Europe also must set priorities in development cooperation. First, aid pledges need to be met and even increased, to protect vulnerable groups and enable transformatory partnerships. ODI research suggests that developing countries will lose at least $300bn in 2009, as a result of falling exports, lower investment and shrinking remittances. Middle-income countries will suffer the largest falls, but there are many poor people in such countries.
The EU provides more than half of global development cooperation, but there is already a significant risk of backsliding on the pledges made at Gleneagles and since reaffirmed by the European Council. It will be especially important to protect development cooperation from pressures to divert funding to climate change aid money intended to achieve the Millennium Development Goals; climate change funding should be additional.
Second, the financial instruments should be merged, and the priorities – both geographic and sectoral – must be defined by the European Council and approved by the European Parliament.

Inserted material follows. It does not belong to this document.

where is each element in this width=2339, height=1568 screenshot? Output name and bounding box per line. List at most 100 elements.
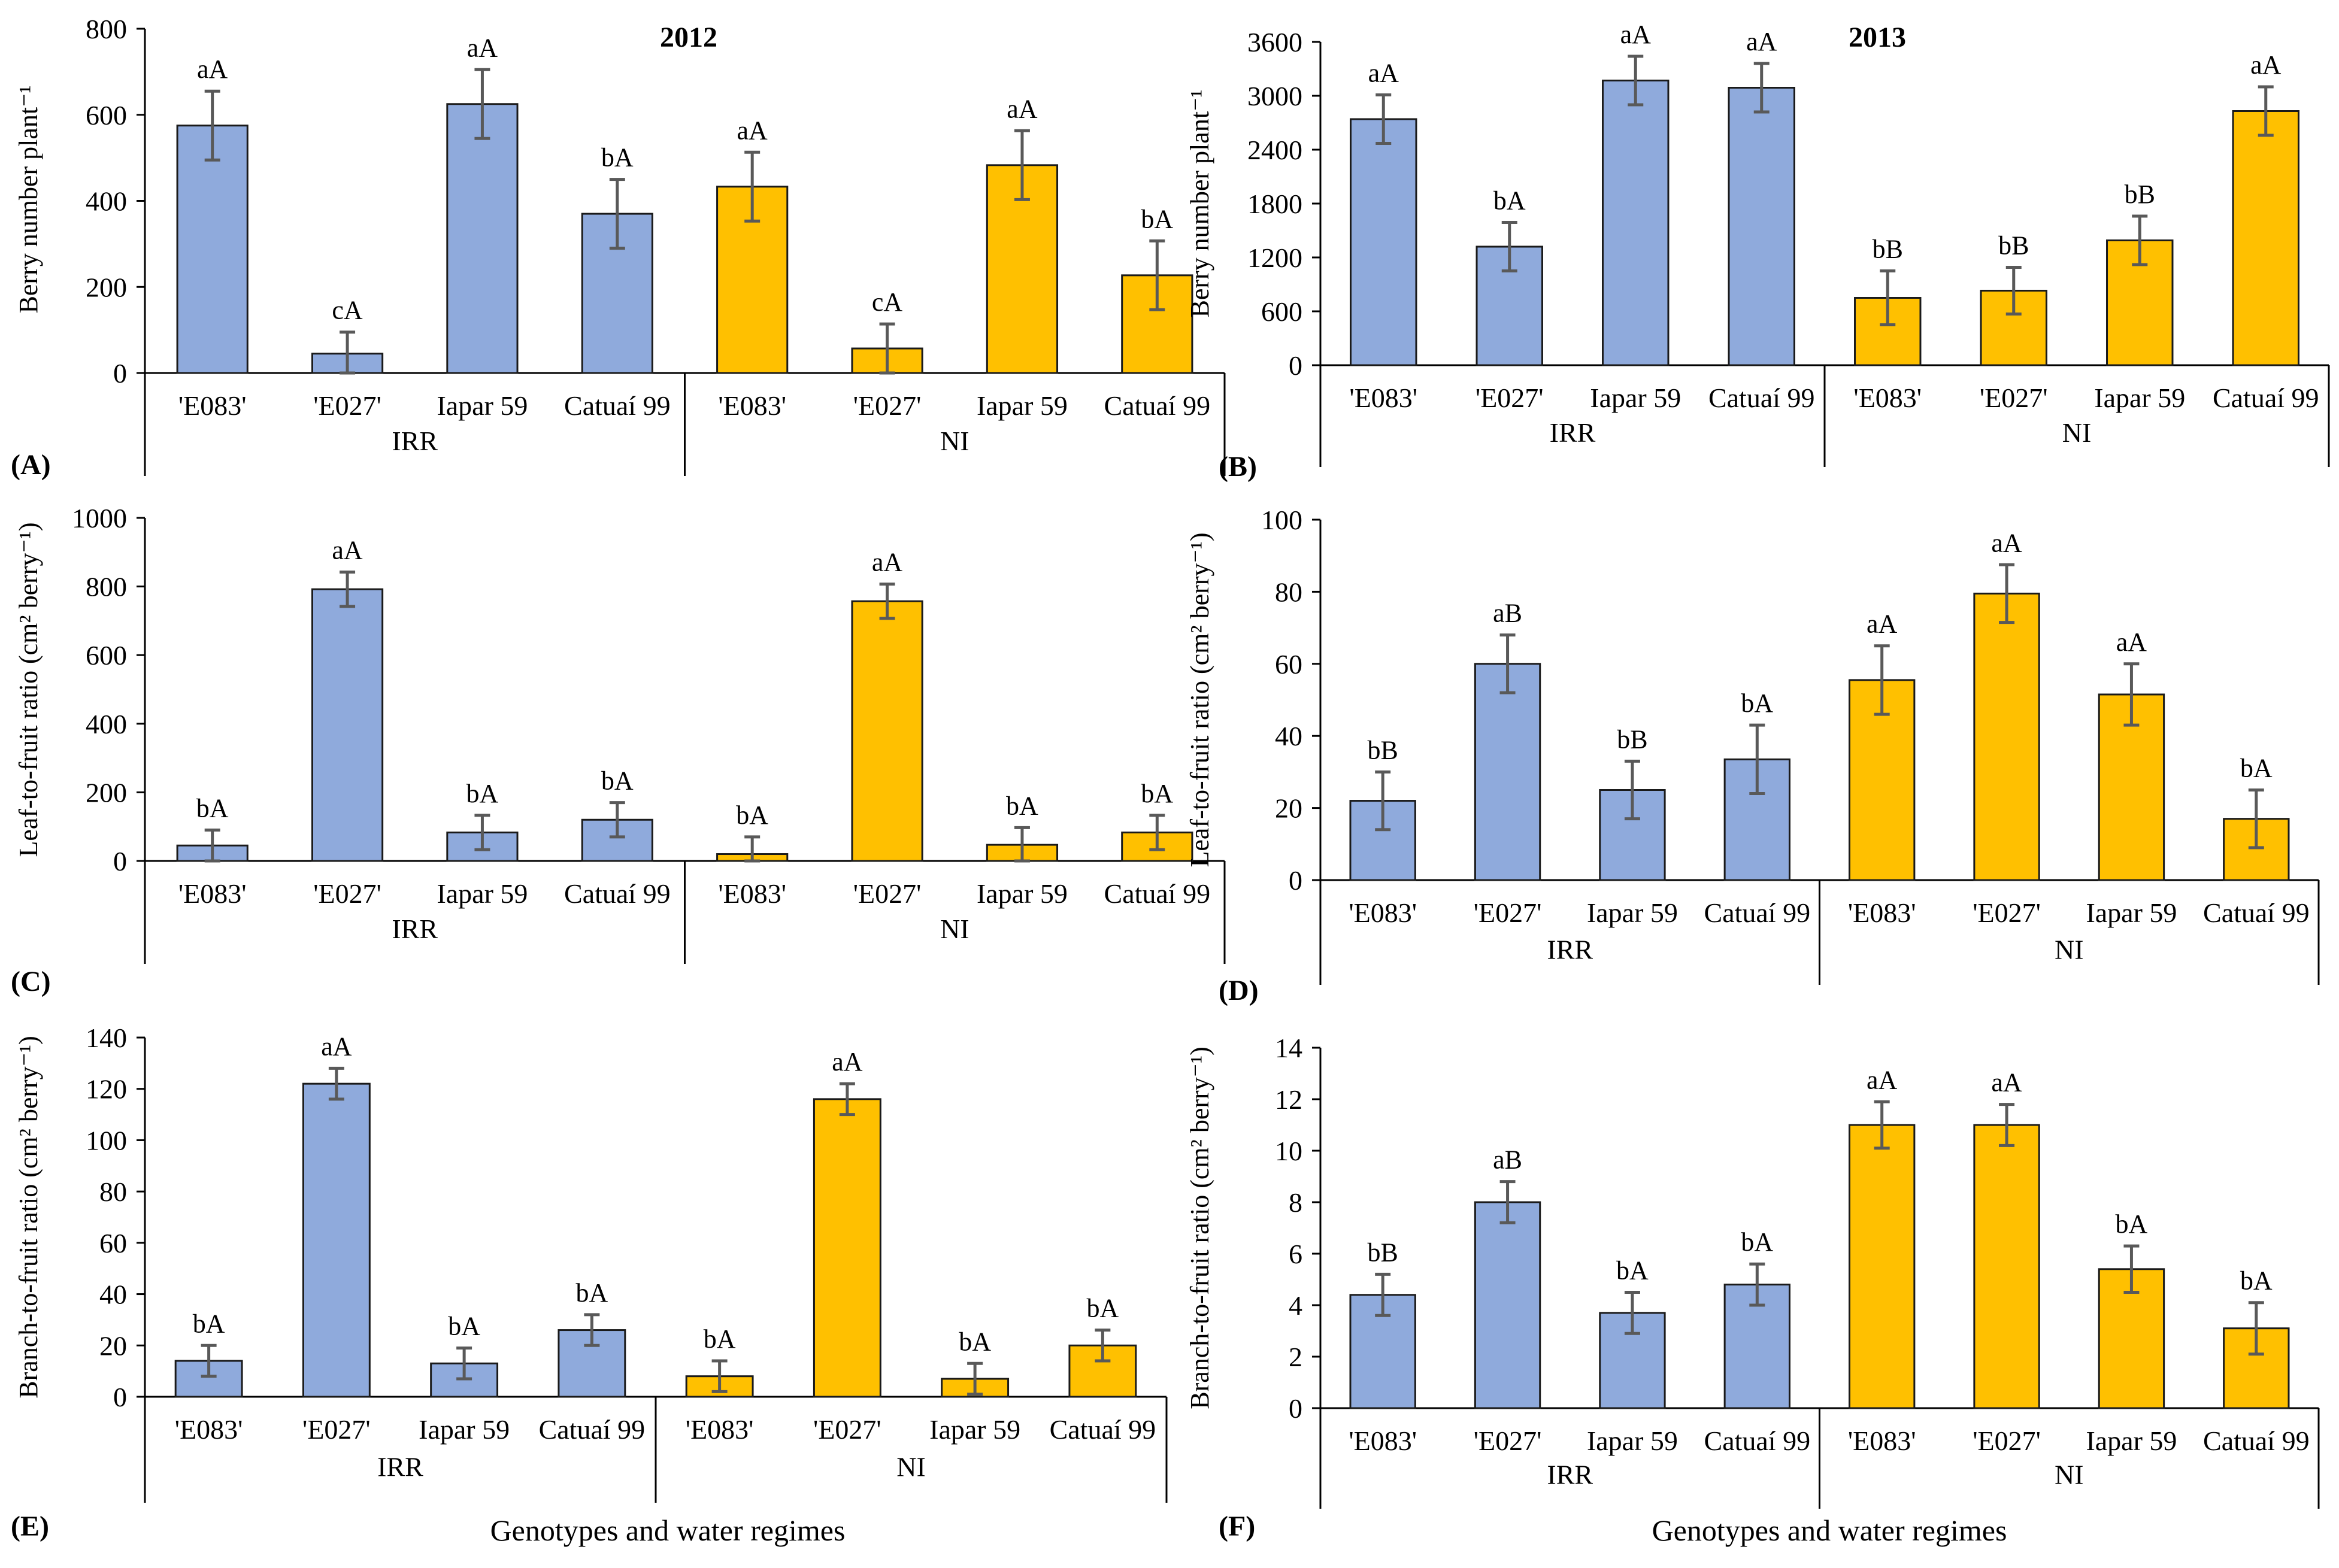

At the same time, the EU has developed a strong framework for partnership and accountability through successive Conventions with the 79 countries of the African, Caribbean and Pacific Group. These include arbitration procedures and political oversight through joint ministerial and parliamentary groupings. It would be desirable to preserve these mechanisms and widen their geographical remit.
Third, the organisation must be rethought. The EC needs a unified chain of command, from political definition to operational and financial action. This implies a single European Commissioner and a single Director General in charge of development policy.
Fourth, and to be consistent with the vision, the EU must think of the best use for its financial resources. Our countries are currently looking for the best stimulus plan to boost their economies, targeting investment projects rather than consumption. Could they look at investment on a larger-scale than the national or European territory? In the short term, this logic could be part of the solution to the crisis. In the longer run, it should also lie at the core of the discussions about the next EC development budget (2014-2020). This requires fostering new modes of development financing: supporting the private sector and equipping territories with coherent and well-organised infrastructures.
Fifth, the new globalisation requires new global rules and frameworks – in trade and finance particularly. The G-20 last year promised to arrive at a trade deal by Christmas, and notably failed. Will there be anything to show by the time they meet in London in April?
The international timetable will be crowded in 2009, with the EU and its member states centrally involved. In April, the G-20 will meet in London. In June, there will be elections to the European Parliament, and the EU Council will gather in the Czech Republic. In July, Italy will host the G8. In September, the UN will convene a follow-up meeting to the Financing for Development Conference held in Doha at the end of 2008. In November, a new EU Commission will take office. And in December, climate change negotiators will meet in Copenhagen.
To make an effective contribution, Europe will have to speak with one voice in these meetings. The EU will not wield the international influence that its financial effort deserves as long as it does not face the challenges deriving from a shared development policy.